Lately I’ve been checking some DAO votes again, and the more I look, the more it feels like: governance token governance isn’t governing the protocol—it’s governing the emotions of big token holders. Delegated voting was originally meant to solve the problem of “I’m too busy to vote,” but in the end it turns into a few representatives clicking one button to vote for the whole crowd. Once the vote tally comes in, even if the discussion forum keeps arguing, it still feels like the same run-through… To put it plainly, oligarchization just gets smoother.



Now when I do due diligence, I actually look at the basics first: can the team/foundation wallets be identified at a glance, does the unlocking schedule have that kind of “a huge chunk suddenly shows up” timing, and is the delegation list long-term fixed to the same few people.

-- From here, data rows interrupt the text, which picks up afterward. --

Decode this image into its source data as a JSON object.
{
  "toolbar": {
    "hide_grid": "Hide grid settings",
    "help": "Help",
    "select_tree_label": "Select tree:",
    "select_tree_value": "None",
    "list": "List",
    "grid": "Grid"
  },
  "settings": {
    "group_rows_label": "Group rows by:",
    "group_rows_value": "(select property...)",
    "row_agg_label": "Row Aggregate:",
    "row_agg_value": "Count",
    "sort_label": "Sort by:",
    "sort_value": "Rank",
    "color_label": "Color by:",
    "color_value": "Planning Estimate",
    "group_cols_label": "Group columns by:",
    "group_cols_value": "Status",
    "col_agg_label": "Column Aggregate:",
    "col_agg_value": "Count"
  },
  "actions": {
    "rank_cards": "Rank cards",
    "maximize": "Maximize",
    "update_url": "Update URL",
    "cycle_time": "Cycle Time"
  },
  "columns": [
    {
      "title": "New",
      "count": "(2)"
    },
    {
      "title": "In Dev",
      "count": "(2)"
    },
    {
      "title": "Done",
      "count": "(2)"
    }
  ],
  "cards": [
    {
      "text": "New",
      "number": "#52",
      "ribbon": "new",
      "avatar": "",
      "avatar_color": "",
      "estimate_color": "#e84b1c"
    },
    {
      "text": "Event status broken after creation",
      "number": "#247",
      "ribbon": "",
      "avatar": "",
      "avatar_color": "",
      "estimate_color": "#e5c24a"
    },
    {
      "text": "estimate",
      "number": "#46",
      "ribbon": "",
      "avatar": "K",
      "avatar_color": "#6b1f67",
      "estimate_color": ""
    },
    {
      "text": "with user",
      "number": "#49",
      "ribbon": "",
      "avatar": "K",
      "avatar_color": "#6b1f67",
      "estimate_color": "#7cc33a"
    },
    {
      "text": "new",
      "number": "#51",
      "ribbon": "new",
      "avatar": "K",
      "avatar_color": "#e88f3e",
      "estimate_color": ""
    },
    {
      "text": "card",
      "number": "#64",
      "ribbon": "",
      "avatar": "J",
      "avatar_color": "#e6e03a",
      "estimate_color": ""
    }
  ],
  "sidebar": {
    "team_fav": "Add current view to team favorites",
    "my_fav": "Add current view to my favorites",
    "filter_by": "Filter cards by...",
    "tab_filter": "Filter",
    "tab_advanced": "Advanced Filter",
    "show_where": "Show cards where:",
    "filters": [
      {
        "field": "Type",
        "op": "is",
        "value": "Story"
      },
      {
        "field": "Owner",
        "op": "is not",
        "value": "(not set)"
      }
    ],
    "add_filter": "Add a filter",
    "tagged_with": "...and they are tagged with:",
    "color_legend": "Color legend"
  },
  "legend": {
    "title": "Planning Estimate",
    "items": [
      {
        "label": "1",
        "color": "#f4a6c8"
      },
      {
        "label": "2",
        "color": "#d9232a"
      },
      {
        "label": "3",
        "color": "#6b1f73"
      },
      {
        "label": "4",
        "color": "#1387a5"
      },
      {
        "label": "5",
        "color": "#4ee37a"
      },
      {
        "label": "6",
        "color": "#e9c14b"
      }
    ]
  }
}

Once something like a cross-chain bridge gets stolen, everyone says “decentralization” out loud, but in practice they still wait for a few people to “confirm” before they dare to move; oracle price anomalies are the same—something has already happened on-chain, but in the group chat the line is consistent: wait for confirmation. Consensus sounds really high-end, but really it’s just waiting on authority.

Forget it—let’s not talk about ideals first. At least don’t treat “governance” like a talisman. If I really do participate in voting, I’d rather vote less, than just hand my vote casually to someone I can’t see.